15-Dec-2009 -- Underway from Callao, the port of Lima and down SE along the coast of Peru to Matarani, where I am going to load copper concentrates, today I had the opportunity to visit 16S 75W.
Although not much can be seen, neither to North nor to NE, today is a very clear day compared with the usual visibility conditions along the coast of Peru.
The cold Humboldt current, coming up from Chile and flowing along this coast, meets the warm air over the land. This causes an extremely stable atmosphere, permanently misty, often even foggy, but without any precipitation. Rain is an almost unknown thing to the Peruvians living along the coast. Real clear days may be encountered only a two to three times a year.

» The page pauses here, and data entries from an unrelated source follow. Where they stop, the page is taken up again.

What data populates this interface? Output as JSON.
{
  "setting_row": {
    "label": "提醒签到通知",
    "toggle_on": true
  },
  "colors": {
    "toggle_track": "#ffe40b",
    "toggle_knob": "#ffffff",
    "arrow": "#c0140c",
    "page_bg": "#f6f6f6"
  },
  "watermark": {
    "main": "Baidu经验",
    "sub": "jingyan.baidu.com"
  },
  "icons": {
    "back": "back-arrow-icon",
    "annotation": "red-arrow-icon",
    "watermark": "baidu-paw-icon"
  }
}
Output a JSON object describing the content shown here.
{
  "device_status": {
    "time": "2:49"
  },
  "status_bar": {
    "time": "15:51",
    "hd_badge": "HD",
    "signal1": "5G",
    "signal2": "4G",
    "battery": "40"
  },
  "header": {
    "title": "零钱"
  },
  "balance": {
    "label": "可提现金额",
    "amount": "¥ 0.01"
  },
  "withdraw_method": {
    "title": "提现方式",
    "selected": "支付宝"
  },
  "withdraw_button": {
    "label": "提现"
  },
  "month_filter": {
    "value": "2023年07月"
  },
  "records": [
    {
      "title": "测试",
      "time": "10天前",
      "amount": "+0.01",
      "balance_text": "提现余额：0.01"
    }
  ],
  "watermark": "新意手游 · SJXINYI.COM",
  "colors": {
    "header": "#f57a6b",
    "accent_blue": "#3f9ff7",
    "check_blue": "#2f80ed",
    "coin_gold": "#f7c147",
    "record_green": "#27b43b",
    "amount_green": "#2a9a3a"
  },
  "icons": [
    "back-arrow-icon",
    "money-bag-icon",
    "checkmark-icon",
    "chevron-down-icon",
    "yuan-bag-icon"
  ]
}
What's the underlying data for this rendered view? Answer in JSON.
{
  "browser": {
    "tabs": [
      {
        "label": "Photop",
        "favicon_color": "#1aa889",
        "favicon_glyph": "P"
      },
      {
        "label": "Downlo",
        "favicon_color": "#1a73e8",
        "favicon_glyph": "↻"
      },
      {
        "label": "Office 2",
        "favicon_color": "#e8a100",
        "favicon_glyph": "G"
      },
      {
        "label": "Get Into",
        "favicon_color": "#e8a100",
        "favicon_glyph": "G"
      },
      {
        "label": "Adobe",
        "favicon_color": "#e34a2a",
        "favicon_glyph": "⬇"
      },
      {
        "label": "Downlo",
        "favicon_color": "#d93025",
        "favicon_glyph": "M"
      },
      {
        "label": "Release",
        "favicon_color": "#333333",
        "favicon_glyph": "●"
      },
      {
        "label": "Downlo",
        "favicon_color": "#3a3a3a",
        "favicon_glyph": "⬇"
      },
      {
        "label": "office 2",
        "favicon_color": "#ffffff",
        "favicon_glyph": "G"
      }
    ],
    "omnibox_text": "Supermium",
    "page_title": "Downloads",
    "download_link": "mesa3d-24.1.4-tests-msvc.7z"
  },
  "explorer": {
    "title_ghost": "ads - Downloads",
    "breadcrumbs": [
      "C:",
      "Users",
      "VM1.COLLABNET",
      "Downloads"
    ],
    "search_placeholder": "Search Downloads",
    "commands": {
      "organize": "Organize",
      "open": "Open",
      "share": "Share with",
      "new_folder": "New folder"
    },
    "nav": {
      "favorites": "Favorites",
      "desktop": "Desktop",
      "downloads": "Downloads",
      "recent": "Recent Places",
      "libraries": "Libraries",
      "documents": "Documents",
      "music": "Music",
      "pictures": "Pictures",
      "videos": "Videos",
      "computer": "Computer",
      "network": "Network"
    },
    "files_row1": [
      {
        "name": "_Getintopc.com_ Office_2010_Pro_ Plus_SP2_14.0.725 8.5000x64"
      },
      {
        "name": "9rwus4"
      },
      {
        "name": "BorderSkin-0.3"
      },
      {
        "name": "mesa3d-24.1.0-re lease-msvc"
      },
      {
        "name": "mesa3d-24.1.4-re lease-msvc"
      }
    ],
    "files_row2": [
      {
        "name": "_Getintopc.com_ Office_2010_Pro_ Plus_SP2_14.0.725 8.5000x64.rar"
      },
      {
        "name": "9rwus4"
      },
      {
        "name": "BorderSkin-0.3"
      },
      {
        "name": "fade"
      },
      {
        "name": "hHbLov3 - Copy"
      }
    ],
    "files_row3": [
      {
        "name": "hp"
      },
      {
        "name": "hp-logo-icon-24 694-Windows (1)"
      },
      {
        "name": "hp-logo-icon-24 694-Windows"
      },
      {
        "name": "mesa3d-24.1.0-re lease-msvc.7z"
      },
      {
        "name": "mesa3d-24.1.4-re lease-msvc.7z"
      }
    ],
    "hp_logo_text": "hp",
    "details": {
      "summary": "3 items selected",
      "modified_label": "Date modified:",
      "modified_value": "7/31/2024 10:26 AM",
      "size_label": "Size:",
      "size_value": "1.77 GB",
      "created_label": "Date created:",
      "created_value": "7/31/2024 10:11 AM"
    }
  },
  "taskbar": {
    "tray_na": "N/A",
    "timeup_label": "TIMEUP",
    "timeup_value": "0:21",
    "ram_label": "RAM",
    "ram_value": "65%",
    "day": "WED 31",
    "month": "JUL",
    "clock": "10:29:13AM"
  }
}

The lack of rainfall does not allow vegetation and causes the development of brownish-gray so called “coastal deserts”. A similar phenomenon may be seen along the coast of Namibia, where the cold waters of the Agulhas current are responsible for.
Fish is abundant in the Humboldt current. Maritime traffic is not really dense, but from time to time you see a ship. Here the Dutch container ship CCNI BALTIC.
As this is my first visit in Peru, let us have a look to the history of this country:
The Inca empire centred on Cuzco was conquered in the early 16th century by Francisco Pizarro, thus ending 500 years of Inca rule. After 1810, Peru became the centre of Spanish government until the revolutionary war of 1821-1824. Independence from Spain was declared, but there were frequent border disputes with neighbors in the 19th and 20th centuries, including the Pacific War (1879-1883), in which three southern coastal provinces were lost to Chile.
We are as well here in the “El Niño” area, and everybody has already heard about, but not much people really do know what it is:
I will try to explain:
In 1982 a scientist named Camilo Carillo reported that Peruvian fishermen had coined the term “Corriente del Niño” (Current of the Christ Child), in reference to an invasion of warm waters that occurs around Christmas and causes a sharp increase of fish catches for a brief period of time, after which there is again a sharp decline in fish stocks.
Towards the end of the year warm water reaches the coast of Ecuador and moves as a S-going current towards the Gulf of Guayaquil, just at the place where the Peru (Humboldt) current turns into the South Equatorial current. In some years, for reasons not fully explained, yet, it penetrates as far South as 16°S, completely displacing the Peru current for a time.
The origin of the current in normal years is thought to be outflow of the Gulf of Panama, largely derived from the Equatorial Counter-current, which follows East across the North Pacific Ocean at low latitudes. A clockwise eddy is set up at about 6°N 85°W, and water is pushed South between it and a small anticlockwise eddy off Bahia Buenaventura in Colombia.
Normally, El Niño is a current of predominantly South directions with occasional North sets, which varies in strength and constancy in different years. In the period 1961 to 1985, however, major events occurred, the last (1982-1983) being the most intense.
Investigation by the US Research ships “Conrad” and “Researcher” in October 1982 found that much of the warm water reaching the region was coming directly from the West, thus the South Equatorial current W of 85°W having been displaced by a South-extension of the Equatorial Counter-current as least as far as 5°S.
Thus it may be that, in years such as this, two warm incursions take place: the first from the West, caused by a stronger, broader Equatorial Counter-current, possibly the result of changes in the atmospheric circulation which cause the NE Trade Wind to blow across the equator into the southern hemisphere, - the second by the more usual Gulf of Panama outflow.
At the end of September sea surface temperature rose 4°C in 24 hours off Paita and could be measured as far as down to Iquique in Chile!
Catastrophic flooding occurred in Ecuador and Peru from October 1982 to June 1983 and oceanographic effects were very great. Wholesale destruction of organisms indigenous to the cool water took place with consequent massive depletion of fish stock.